In recent years, specialty coffee has developed into one gigantic thinktank, it seems. Pretty much anyone who has an opinion or an idea is welcomed at the table. Groups, forums and programs have emerged that support this new climate. Perhaps these systems of communication and information have developed as a by-product of the quest for coffee nirvana. Either way, the third wave is all-inclusive and growing.

There will be regular exchanges of knowledge and meetings devoted to coffee . . .

The third wave is, in many ways, a reaction. It is just as much a reply to bad coffee as it is a movement toward good coffee. Both the Specialty Coffee Association of America-operated Roasters Guild (RG) and the Barista Guild of America (BGA) can, in part, credit bad practices for their existences. Since its inception, the Roasters Guild has been the coffee connoisseur’s club for the industry. Members check their business cards at the door (figuratively speaking) as they meet annually at the famous Roasters Guild Retreat, an event based on the exchange of coffee knowledge and camaraderie.

The RG grew quickly after it was established in 2000, and now boasts more than 400 members worldwide. Recognition for the roasting profession came almost overnight with the advent of the RG. Members have spearheaded projects such as the Roasters Code of Conduct, which all members must sign, as well as the Roasters Accreditation Program, which aims to certify a roaster’s knowledge and expertise. These are arguably the two most important legacies the RG can offer the coffee world, and it seems clear they were developed in answer to problems that plague a rapidly growing sector.

But where the Roasters Guild might have things to fight against, the Barista Guild of America seems more about fighting for something. Established in 2003, the BGA was initially designed to secure a voice within the upper echelons of the specialty coffee industry for the barista profession. While this has been slow in coming to fruition, it has progressed thanks to the Guild and its third wave proponents. Another of their core objectives was to activate baristas on the local level with peer exchanges or “jams.” This also was slow in its beginning, but has since picked up the pace with at least five of 10 United States regions hosting BGA Jams for members and the barista community at large.

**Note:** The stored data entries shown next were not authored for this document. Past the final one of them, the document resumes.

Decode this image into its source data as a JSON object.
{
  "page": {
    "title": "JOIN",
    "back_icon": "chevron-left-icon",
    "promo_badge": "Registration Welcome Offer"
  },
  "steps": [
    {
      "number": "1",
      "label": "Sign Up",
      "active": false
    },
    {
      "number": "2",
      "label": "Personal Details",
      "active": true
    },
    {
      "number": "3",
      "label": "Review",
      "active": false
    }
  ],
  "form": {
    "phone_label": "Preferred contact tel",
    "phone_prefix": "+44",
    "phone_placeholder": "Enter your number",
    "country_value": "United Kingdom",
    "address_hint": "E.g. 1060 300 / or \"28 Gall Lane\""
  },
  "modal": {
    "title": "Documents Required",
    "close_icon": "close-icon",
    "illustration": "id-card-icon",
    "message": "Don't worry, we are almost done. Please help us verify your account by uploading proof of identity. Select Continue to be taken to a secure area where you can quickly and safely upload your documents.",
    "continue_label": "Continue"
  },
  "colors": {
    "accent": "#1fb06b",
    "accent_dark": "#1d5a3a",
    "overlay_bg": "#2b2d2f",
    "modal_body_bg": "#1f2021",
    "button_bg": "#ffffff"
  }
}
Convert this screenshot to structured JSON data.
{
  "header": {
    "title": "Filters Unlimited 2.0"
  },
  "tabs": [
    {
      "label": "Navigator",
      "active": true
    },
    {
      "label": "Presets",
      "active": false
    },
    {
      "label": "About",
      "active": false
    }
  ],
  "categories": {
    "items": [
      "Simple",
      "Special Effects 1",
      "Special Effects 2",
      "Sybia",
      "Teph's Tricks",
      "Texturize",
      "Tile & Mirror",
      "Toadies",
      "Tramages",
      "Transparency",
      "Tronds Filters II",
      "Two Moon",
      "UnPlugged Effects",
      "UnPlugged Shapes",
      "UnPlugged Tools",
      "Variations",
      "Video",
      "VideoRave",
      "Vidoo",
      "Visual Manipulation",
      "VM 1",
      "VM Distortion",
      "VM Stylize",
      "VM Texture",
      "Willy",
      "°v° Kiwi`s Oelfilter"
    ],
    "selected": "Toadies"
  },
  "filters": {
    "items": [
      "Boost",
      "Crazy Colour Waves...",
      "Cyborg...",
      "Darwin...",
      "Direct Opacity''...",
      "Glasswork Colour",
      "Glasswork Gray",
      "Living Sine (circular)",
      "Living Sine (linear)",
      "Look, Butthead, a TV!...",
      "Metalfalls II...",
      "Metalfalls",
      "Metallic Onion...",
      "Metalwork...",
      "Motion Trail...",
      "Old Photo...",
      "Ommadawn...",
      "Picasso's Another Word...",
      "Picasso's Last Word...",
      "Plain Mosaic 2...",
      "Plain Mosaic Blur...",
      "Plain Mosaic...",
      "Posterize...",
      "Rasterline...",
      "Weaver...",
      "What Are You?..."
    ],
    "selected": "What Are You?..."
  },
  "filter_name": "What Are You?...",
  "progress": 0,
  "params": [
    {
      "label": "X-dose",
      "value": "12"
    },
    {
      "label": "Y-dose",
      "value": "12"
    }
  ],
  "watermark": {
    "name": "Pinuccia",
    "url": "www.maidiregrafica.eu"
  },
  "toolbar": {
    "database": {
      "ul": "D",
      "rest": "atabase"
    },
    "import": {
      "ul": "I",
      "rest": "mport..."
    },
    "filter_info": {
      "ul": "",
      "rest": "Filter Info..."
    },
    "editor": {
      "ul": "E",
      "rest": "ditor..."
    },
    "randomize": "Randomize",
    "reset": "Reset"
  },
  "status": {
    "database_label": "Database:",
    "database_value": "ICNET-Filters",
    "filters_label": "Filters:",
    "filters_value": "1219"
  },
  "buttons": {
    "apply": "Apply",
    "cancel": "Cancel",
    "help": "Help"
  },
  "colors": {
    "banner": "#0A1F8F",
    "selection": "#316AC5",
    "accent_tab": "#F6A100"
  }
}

And what about the World Barista Championship (WBC) and the national competitions that feed into it? What have they contributed to the third wave? They have functioned, globally and locally, as a kind of default clubhouse for baristas and organizers. Through regular meetings during competition season, coffee people are able to socialize, showcase styles and theories, and discuss coffee trends. The champions of these events go on to become clear and respected voices in a sometimes lonesome pursuit for excellence. Without really realizing its own impact, the WBC has become the first organization to set brewing standards that are regularly tested and challenged on the world stage. The beverage tested is espresso, a drink that is remarkably classical, avant-garde, understood, misunderstood, and universal in its scope.